To illustrate with a concrete example: when sending a JSON response, the typical flow seems to be: we encode our model into Data, and then we copy that data into NIO ByteBuffer. For large responses, these extra copies can significantly impact performance, and I'd really like to find a way to avoid them.

Perhaps we could design some kind of intermediate type that can be consumed later without copying by "taking" its contents rather than copying them.

Something like that:

public struct RawBytes: ~Copyable {
   let pointer: UnsafeMutableRawPointer?
   var count: Int
}

struct CustomData: ~Copyable {
  ... 
  consuming func takeRawBytes() -> RawBytes {
    discard self
    return RawBytes(...)
  }
  ...
}

// in serve handler
try await writer.writeAndConclude(customData.takeRawBytes(), finalElement: nil)


// Init ByteBuffer from RawBytes
ByteBuffer(rawBytes: bytes)

The issue with this is Data as it currently exists isn’t a great type for this kind of thing and the HTTP Server, and by extension NIO’s ByteBuffer need to support streaming and other features that Data currently doesn’t. I imagine some part of the networking vision is to push for Swift to provide something like a writeable Span that would allow you to take the output from a JSON encoder, or other encoder and feed it directly into the response without any copies, much in the same way your example works, without the unsafe types

4 Likes

Thanks for going over the proposal. Pretty much what @0xTim has said: sadly we're currently limited by the types we've got available. We're aware of the copies here, but the plan is to get some new types in place that will make all of this more efficient.

4 Likes

Clearly I have misunderstood the “Networking Vision” document. My feeling after reading it was that the NIO thing is old and that we should be looking for something better, particularly because the Swift language has moved on considerably. Here though, you are basing the whole stack on NIO in spite of what the networking vision document says?

Yes, I'm quite familiar with the current limitations of Data. I simply wanted to raise this point because it's quite important for server-side Swift.

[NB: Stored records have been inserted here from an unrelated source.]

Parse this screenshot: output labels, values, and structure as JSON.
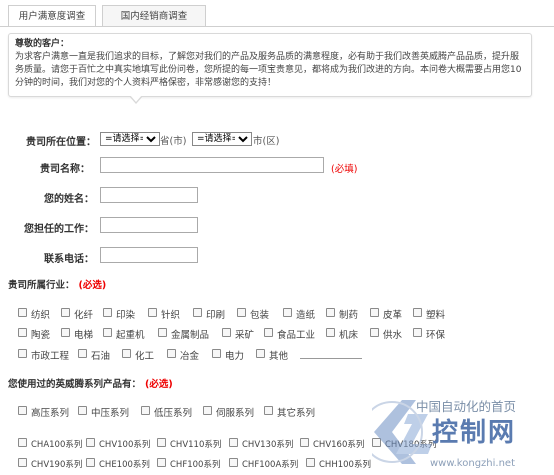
{
  "tabs": [
    "用户满意度调查",
    "国内经销商调查"
  ],
  "intro": {
    "greeting": "尊敬的客户：",
    "body": "为求客户满意一直是我们追求的目标，了解您对我们的产品及服务品质的满意程度，必有助于我们改善英威腾产品品质，提升服务质量。请您于百忙之中真实地填写此份问卷，您所提的每一项宝贵意见，都将成为我们改进的方向。本问卷大概需要占用您10分钟的时间，我们对您的个人资料严格保密，非常感谢您的支持！"
  },
  "location": {
    "label": "贵司所在位置：",
    "province_select": "=请选择=",
    "province_unit": "省(市)",
    "city_select": "=请选择=",
    "city_unit": "市(区)"
  },
  "company": {
    "label": "贵司名称：",
    "required": "(必填)"
  },
  "name": {
    "label": "您的姓名："
  },
  "job": {
    "label": "您担任的工作："
  },
  "phone": {
    "label": "联系电话："
  },
  "industry": {
    "title": "贵司所属行业：",
    "required": "(必选)",
    "rows": [
      [
        "纺织",
        "化纤",
        "印染",
        "针织",
        "印刷",
        "包装",
        "造纸",
        "制药",
        "皮革",
        "塑料"
      ],
      [
        "陶瓷",
        "电梯",
        "起重机",
        "金属制品",
        "采矿",
        "食品工业",
        "机床",
        "供水",
        "环保"
      ],
      [
        "市政工程",
        "石油",
        "化工",
        "冶金",
        "电力",
        "其他"
      ]
    ]
  },
  "products": {
    "title": "您使用过的英威腾系列产品有：",
    "required": "(必选)",
    "series": [
      "高压系列",
      "中压系列",
      "低压系列",
      "伺服系列",
      "其它系列"
    ],
    "models_row1": [
      "CHA100系列",
      "CHV100系列",
      "CHV110系列",
      "CHV130系列",
      "CHV160系列",
      "CHV180系列"
    ],
    "models_row2": [
      "CHV190系列",
      "CHE100系列",
      "CHF100系列",
      "CHF100A系列",
      "CHH100系列"
    ]
  },
  "watermark": {
    "slogan": "中国自动化的首页",
    "name": "控制网",
    "url": "www.kongzhi.net"
  },
  "colors": {
    "required": "#ee0000",
    "border": "#cfcfcf",
    "watermark": "#5a7bb0"
  }
}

Quite the opposite. Quoting the original post:

We intend to build a SwiftNIO-based version of this API because SwiftNIO exists, today, and is capable of handling these use-cases, today. That allows the community to get experience with these APIs and validate that they do the necessary work.

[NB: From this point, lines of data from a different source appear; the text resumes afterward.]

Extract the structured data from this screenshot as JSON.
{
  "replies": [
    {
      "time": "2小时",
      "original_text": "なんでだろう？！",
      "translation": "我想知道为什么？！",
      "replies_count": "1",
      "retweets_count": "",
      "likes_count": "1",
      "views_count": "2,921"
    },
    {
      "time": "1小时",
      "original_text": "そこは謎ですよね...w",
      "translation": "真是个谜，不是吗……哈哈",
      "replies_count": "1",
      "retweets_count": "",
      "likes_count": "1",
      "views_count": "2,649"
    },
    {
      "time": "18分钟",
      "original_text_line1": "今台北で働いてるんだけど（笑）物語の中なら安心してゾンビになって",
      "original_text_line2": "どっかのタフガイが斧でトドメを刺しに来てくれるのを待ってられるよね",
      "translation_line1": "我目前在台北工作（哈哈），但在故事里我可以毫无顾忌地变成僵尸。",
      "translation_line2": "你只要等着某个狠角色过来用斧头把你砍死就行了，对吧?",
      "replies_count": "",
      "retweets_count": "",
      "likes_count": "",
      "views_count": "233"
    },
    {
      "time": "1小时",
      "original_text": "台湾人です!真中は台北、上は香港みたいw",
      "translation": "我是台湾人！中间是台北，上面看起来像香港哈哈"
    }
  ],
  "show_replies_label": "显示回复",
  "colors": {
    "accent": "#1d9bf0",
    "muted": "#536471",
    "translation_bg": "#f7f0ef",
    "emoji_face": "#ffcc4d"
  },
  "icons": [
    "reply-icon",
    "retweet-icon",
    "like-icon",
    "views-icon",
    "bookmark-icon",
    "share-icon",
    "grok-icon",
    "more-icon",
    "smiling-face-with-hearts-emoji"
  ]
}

When alternatives to or replacements for NIO arrive, they will be able to slot underneath this API. This will enable applications to be moved onto something newer without needing to completely rebuild.

But note that the Networking vision document quite explicitly disclaims your reading of it:

Is the long-term vision to phase out SwiftNIO?

No. We're unifying the underlying primitives across SwiftNIO, Network.framework, URLSession, and others to reduce duplication and increase cross-platform consistency.

NIO will remain supported for the foreseeable future.

5 Likes

Is the intention that the HTTP client aspect of this vision would be used by apps that would ordinarily use URLSession for HTTP requests?

1 Like

It reads that way to me. The vision doc speaks of URLSession being one of several implementations.

Hey Kiel, would you mind posting questions related to the Client API in the other post?

per proposal there is the intent to provide for a http server api.
yet network apis can be distinguished at a lower level aswell, having a distinction between a stream based and a state based network api, the http server api stand build upon.

essentially the postgresnio/valkey connection pool module with a subscription model for a generic server/client instance for connection pooling/registry would simplify the instantiation of clients and servers tremendously.

most favorable would be the community driven approach to common pitfalls, aswell as the discussion/inclusion/exclusion of certain exceptions/norms etc. that could improve clients/servers independent from the customization at the api surface they expose.

here is the "most recent" discussion, i could find.

the http server is a nodge in the right direction but is goes already too far excluding the possibilities inbetween?